Many of the teens sat with wide eyes and their mouths open as they watched 18-year-old Rebecca Etter get “arrested” for possession of narcotics. They were taken to her jail cell, where her mug shot and fingerprints were taken. The group then visited the “emergency room,” where Rebecca died on the gurney. Then they saw her “parents’” pain and suffering during her funeral.
Once the eye-opening skits were over, the group watched a 20-minute video that detailed real-life emergency room experiences.
“Every drug has the potential to be dangerous,” one doctor warned.
Drugs can lead to cardiac arrest, and a coma is sometimes the consequence of binge drinking.
The video showed bloody car accident victims wheeled into the emergency room as catheters and tubes were inserted.
“I wish they (teenagers) could stand here and watch us one night and everything we do … I think that would be a life lesson in itself,” another doctor said.
One boy told the story of the time he was driving drunk and killed his two friends, and a girl related the time she almost died from alcohol poisoning.
Former drug addict
Daniel Jensen, 32, spoke to the teens about his former heroin addiction.
“I was a straight-A student, in all gifted classes and on the honor roll,” he said. “But, I spent all of my 20s addicted to heroin.”
He said his stepfather let him try mixed drinks one night when he was 2. His family moved to Germany and when he was 14, he began buying alcohol. His mother let him smoke marijuana with her when he was 15.
“You know, a lot of people say marijuana is a gateway drug,” he said. “Marijuana is what put me around the people that did the other drugs.”
Jensen said he was insecure about being accepted. He entered his first rehab when he was 18 and began buying heroin when he was 19 or 20.
“I have a lot of friends who died,” he said. “I lied to everyone that cared about me and stole from my family.”
Jensen was arrested when he was 25 for selling heroin.
“I would go to Baltimore, sometimes a few times a day, to help destroy somebody else’s life,” recalled Jensen, who admitted he dealt the drug.
After three years in jail, he moved to a recovery house in York, but he still felt like he wasn’t part of the community, since he still sold drugs from time to time.
“Stopping drugs is one thing, fixing yourself is another.”
What really opened Jensen’s eyes was watching his daughter, now 9, being raised by her stepfather.
“I had to watch another guy do the job I should have been doing,” he added.
Jensen has been clean for three years and is now selling art in Denver, Colo.
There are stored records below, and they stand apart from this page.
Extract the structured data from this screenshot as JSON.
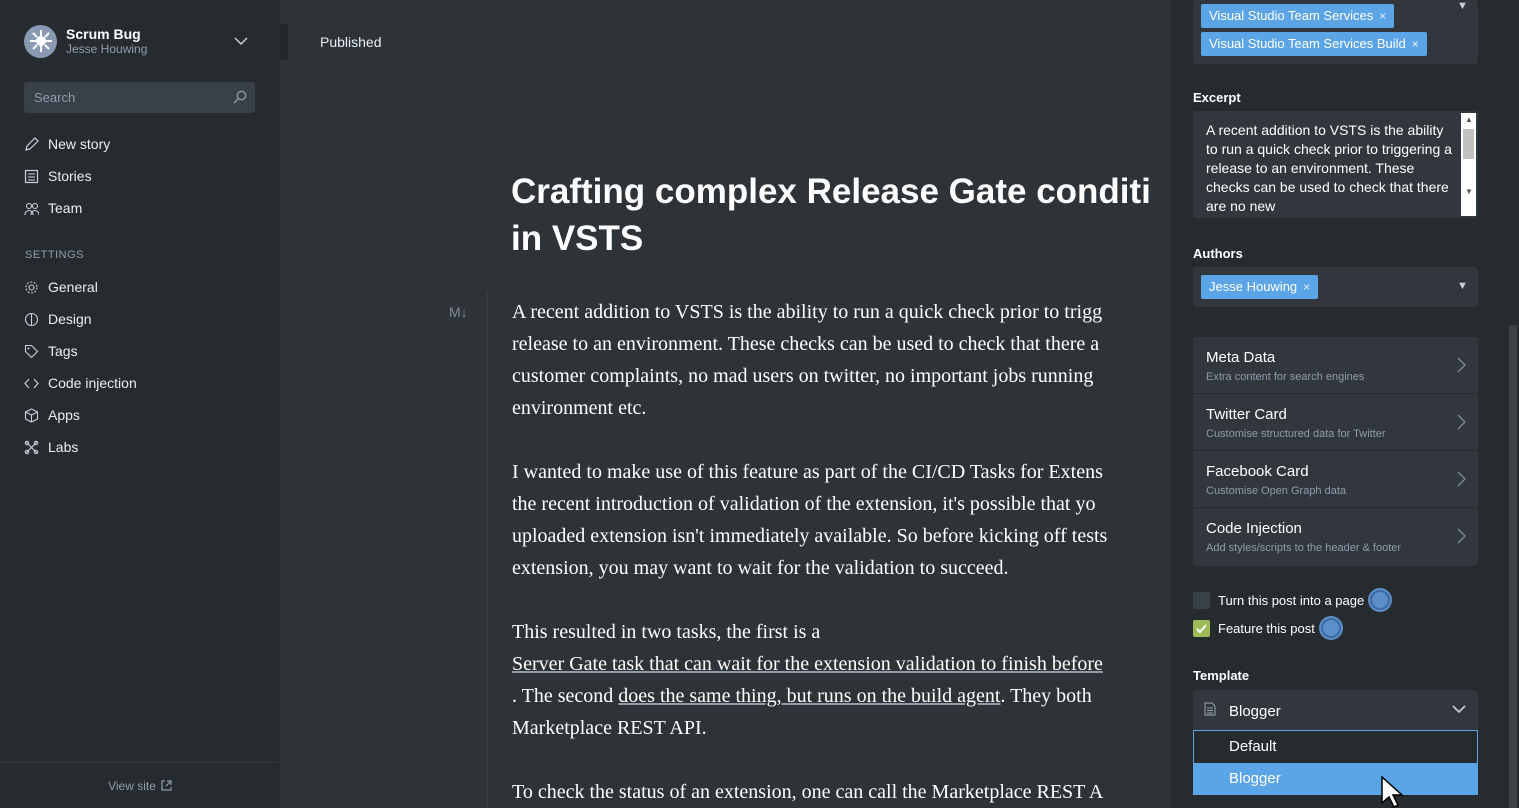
{
  "sidebar": {
    "blog_name": "Scrum Bug",
    "user_name": "Jesse Houwing",
    "search_placeholder": "Search",
    "nav": [
      {
        "label": "New story",
        "icon": "pencil-icon"
      },
      {
        "label": "Stories",
        "icon": "list-icon"
      },
      {
        "label": "Team",
        "icon": "team-icon"
      }
    ],
    "settings_label": "SETTINGS",
    "settings_nav": [
      {
        "label": "General",
        "icon": "gear-icon"
      },
      {
        "label": "Design",
        "icon": "design-icon"
      },
      {
        "label": "Tags",
        "icon": "tag-icon"
      },
      {
        "label": "Code injection",
        "icon": "code-icon"
      },
      {
        "label": "Apps",
        "icon": "apps-icon"
      },
      {
        "label": "Labs",
        "icon": "labs-icon"
      }
    ],
    "view_site": "View site"
  },
  "editor": {
    "status": "Published",
    "md_icon": "M↓",
    "title_line1": "Crafting complex Release Gate conditi",
    "title_line2": "in VSTS",
    "p1": [
      "A recent addition to VSTS is the ability to run a quick check prior to trigg",
      "release to an environment. These checks can be used to check that there a",
      "customer complaints, no mad users on twitter, no important jobs running",
      "environment etc."
    ],
    "p2": [
      "I wanted to make use of this feature as part of the CI/CD Tasks for Extens",
      "the recent introduction of validation of the extension, it's possible that yo",
      "uploaded extension isn't immediately available. So before kicking off tests",
      "extension, you may want to wait for the validation to succeed."
    ],
    "p3_line1": "This resulted in two tasks, the first is a",
    "p3_link1": "Server Gate task that can wait for the extension validation to finish before",
    "p3_line3_pre": ". The second ",
    "p3_link2": "does the same thing, but runs on the build agent",
    "p3_line3_post": ". They both",
    "p3_line4": "Marketplace REST API.",
    "p4": "To check the status of an extension, one can call the Marketplace REST A"
  },
  "panel": {
    "tags": [
      "Visual Studio Team Services",
      "Visual Studio Team Services Build"
    ],
    "tag_remove": "×",
    "excerpt_label": "Excerpt",
    "excerpt": "A recent addition to VSTS is the ability to run a quick check prior to triggering a release to an environment. These checks can be used to check that there are no new",
    "authors_label": "Authors",
    "authors": [
      "Jesse Houwing"
    ],
    "menu": [
      {
        "title": "Meta Data",
        "sub": "Extra content for search engines"
      },
      {
        "title": "Twitter Card",
        "sub": "Customise structured data for Twitter"
      },
      {
        "title": "Facebook Card",
        "sub": "Customise Open Graph data"
      },
      {
        "title": "Code Injection",
        "sub": "Add styles/scripts to the header & footer"
      }
    ],
    "page_toggle": {
      "label": "Turn this post into a page",
      "checked": false
    },
    "feature_toggle": {
      "label": "Feature this post",
      "checked": true
    },
    "template_label": "Template",
    "template_value": "Blogger",
    "template_options": [
      "Default",
      "Blogger"
    ],
    "selected_option": "Blogger",
    "accent": "#5ba4e5",
    "check_color": "#9fbb58"
  }
}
He said it becomes easier the farther away from the lifestyle you are.
“I feel like I’m part of the rest of the world now,” he added.
Charlotte Vinson and her son, Jason, of Greencastle said the program was “scary” and that they can relate to it.
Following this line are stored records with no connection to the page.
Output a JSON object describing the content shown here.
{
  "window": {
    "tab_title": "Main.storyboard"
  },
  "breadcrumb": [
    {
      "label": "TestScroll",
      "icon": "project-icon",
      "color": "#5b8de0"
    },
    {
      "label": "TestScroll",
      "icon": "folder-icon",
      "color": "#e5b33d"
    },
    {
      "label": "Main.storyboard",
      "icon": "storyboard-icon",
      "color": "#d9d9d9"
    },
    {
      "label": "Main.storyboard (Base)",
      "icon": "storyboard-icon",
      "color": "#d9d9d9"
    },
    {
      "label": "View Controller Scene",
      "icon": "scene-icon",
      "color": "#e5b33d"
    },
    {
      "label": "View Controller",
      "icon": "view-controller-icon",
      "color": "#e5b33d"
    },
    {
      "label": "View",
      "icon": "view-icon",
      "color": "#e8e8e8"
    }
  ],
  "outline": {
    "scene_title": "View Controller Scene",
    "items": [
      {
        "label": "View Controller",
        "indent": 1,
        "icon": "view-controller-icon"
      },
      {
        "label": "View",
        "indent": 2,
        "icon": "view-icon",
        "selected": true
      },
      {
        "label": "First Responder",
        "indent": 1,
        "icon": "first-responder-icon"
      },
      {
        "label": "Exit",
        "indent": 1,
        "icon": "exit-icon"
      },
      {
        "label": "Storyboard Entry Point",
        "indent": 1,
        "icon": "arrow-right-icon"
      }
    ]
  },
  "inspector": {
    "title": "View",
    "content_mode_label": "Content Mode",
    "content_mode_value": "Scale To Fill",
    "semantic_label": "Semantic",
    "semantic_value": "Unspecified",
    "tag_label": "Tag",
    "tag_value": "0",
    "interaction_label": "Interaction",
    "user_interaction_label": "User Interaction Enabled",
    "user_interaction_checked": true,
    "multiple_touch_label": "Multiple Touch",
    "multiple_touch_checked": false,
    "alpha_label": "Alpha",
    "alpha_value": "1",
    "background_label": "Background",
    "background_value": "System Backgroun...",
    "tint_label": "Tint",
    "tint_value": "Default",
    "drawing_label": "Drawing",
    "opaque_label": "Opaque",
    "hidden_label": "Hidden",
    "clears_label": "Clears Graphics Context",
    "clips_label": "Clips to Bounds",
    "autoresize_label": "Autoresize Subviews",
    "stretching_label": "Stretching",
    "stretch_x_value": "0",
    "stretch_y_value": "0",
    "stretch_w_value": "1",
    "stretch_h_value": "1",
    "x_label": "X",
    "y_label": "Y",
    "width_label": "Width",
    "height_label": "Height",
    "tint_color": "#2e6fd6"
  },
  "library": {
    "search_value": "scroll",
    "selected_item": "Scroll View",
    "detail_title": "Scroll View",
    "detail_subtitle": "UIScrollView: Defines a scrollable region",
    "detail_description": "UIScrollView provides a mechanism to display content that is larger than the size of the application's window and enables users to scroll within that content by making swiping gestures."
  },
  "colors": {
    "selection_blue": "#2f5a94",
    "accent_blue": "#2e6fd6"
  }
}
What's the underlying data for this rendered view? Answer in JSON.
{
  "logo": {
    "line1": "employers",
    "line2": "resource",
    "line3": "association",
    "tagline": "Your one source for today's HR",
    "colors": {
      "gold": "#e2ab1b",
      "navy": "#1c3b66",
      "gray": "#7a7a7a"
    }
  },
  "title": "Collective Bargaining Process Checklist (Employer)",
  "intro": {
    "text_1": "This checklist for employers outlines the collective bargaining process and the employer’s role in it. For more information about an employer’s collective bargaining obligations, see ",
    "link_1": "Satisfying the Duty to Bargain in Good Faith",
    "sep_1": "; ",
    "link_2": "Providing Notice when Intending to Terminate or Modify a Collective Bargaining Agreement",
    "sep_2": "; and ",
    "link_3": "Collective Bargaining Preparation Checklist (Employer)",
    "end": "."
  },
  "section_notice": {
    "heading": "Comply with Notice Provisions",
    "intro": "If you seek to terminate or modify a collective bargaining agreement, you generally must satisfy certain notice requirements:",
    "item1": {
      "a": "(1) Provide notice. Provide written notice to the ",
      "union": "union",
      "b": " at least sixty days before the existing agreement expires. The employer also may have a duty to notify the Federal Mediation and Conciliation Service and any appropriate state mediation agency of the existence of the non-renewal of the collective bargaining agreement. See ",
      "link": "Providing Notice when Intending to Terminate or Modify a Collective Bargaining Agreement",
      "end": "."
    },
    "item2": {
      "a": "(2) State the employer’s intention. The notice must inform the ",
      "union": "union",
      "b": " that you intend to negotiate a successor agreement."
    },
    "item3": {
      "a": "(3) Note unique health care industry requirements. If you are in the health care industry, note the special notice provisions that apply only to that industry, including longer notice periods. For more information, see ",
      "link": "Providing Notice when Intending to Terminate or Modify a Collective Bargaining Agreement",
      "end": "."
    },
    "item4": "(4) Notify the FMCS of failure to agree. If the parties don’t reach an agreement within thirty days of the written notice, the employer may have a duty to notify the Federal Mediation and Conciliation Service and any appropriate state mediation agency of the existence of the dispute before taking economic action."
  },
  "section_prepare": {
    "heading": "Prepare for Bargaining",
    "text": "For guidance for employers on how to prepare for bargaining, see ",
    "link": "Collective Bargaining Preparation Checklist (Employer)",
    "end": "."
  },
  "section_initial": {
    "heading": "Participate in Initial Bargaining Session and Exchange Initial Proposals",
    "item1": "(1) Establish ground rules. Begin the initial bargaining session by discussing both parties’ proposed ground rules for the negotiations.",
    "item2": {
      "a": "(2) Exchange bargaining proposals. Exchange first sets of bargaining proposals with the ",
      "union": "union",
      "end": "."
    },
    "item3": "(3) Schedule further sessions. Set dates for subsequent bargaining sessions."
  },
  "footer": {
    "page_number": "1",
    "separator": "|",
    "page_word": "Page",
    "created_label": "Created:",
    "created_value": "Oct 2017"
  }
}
“I want a deterrent, I want ways to avoid it,” Charlotte said.
Jason said he will pass on the information to his friends.
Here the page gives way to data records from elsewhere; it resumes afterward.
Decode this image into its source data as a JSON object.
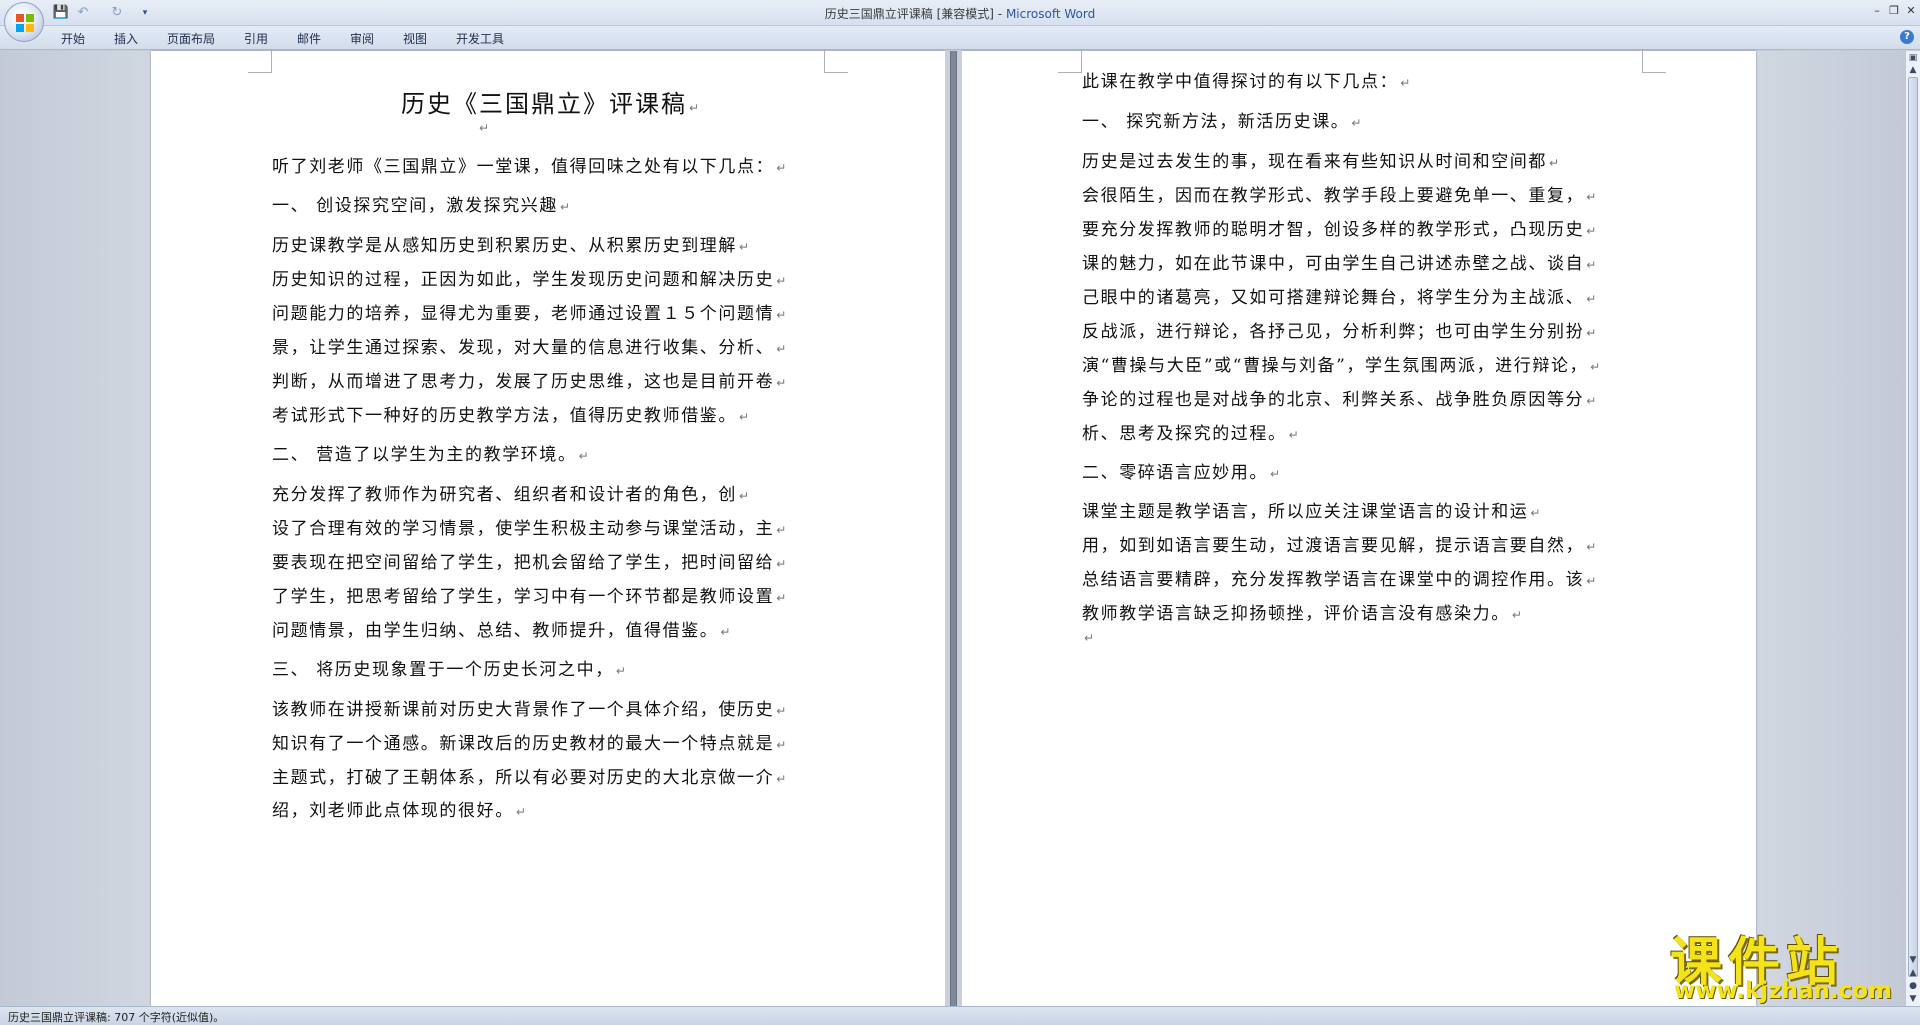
{
  "window": {
    "title_doc": "历史三国鼎立评课稿 [兼容模式]",
    "title_sep": " - ",
    "title_app": "Microsoft Word"
  },
  "quick_access": {
    "icons": [
      "save-icon",
      "undo-icon",
      "redo-icon",
      "customize-icon"
    ]
  },
  "window_controls": [
    "minimize-icon",
    "restore-icon",
    "close-icon"
  ],
  "ribbon": {
    "tabs": [
      "开始",
      "插入",
      "页面布局",
      "引用",
      "邮件",
      "审阅",
      "视图",
      "开发工具"
    ]
  },
  "page1": {
    "title": "历史《三国鼎立》评课稿",
    "lines": [
      "",
      "听了刘老师《三国鼎立》一堂课，值得回味之处有以下几点：",
      "一、  创设探究空间，激发探究兴趣",
      "    历史课教学是从感知历史到积累历史、从积累历史到理解",
      "历史知识的过程，正因为如此，学生发现历史问题和解决历史",
      "问题能力的培养，显得尤为重要，老师通过设置１５个问题情",
      "景，让学生通过探索、发现，对大量的信息进行收集、分析、",
      "判断，从而增进了思考力，发展了历史思维，这也是目前开卷",
      "考试形式下一种好的历史教学方法，值得历史教师借鉴。",
      "二、  营造了以学生为主的教学环境。",
      "    充分发挥了教师作为研究者、组织者和设计者的角色，创",
      "设了合理有效的学习情景，使学生积极主动参与课堂活动，主",
      "要表现在把空间留给了学生，把机会留给了学生，把时间留给",
      "了学生，把思考留给了学生，学习中有一个环节都是教师设置",
      "问题情景，由学生归纳、总结、教师提升，值得借鉴。",
      "三、  将历史现象置于一个历史长河之中，",
      "该教师在讲授新课前对历史大背景作了一个具体介绍，使历史",
      "知识有了一个通感。新课改后的历史教材的最大一个特点就是",
      "主题式，打破了王朝体系，所以有必要对历史的大北京做一介",
      "绍，刘老师此点体现的很好。"
    ]
  },
  "page2": {
    "lines": [
      "此课在教学中值得探讨的有以下几点：",
      "一、  探究新方法，新活历史课。",
      "    历史是过去发生的事，现在看来有些知识从时间和空间都",
      "会很陌生，因而在教学形式、教学手段上要避免单一、重复，",
      "要充分发挥教师的聪明才智，创设多样的教学形式，凸现历史",
      "课的魅力，如在此节课中，可由学生自己讲述赤壁之战、谈自",
      "己眼中的诸葛亮，又如可搭建辩论舞台，将学生分为主战派、",
      "反战派，进行辩论，各抒己见，分析利弊；也可由学生分别扮",
      "演“曹操与大臣”或“曹操与刘备”，学生氛围两派，进行辩论，",
      "争论的过程也是对战争的北京、利弊关系、战争胜负原因等分",
      "析、思考及探究的过程。",
      "二、零碎语言应妙用。",
      "    课堂主题是教学语言，所以应关注课堂语言的设计和运",
      "用，如到如语言要生动，过渡语言要见解，提示语言要自然，",
      "总结语言要精辟，充分发挥教学语言在课堂中的调控作用。该",
      "教师教学语言缺乏抑扬顿挫，评价语言没有感染力。",
      ""
    ]
  },
  "statusbar": {
    "text": "历史三国鼎立评课稿: 707 个字符(近似值)。"
  },
  "watermark": {
    "title": "课件站",
    "url": "www.kjzhan.com"
  }
}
Anita Thomas of Thurmont said she brought her son, Nicholas, because he has been getting into trouble at school lately.
“I’m trying to do something to straighten him up,” she said.
Nicholas said he learned to stay away from drugs and will try to stay out of trouble now.
Zane Bard, 14, of Chambersburg said he has experienced peer pressure at school and learned how dangerous some of the drugs really are.
Franklin County Commissioner David Keller was very impressed.
“It was a great mix of reality, education and shock,” he said. “It was definitely more effective than reading a pamphlet.”
Jeff Longfellow, a volunteer with Enough is Enough, a group of parents promoting drug awareness, said the program is incredibly powerful and provides a “strong, emotional impact.”
Davis hopes all children 10 to 18 will participate. To date, there have been 265 who experienced the tour. A Chambersburg family donated the money that helped purchase the program’s guidelines.
“The parents are truly the No. 1 resource kids have to keep them clean and drug free,” added Davis. “My job is to get people thinking.”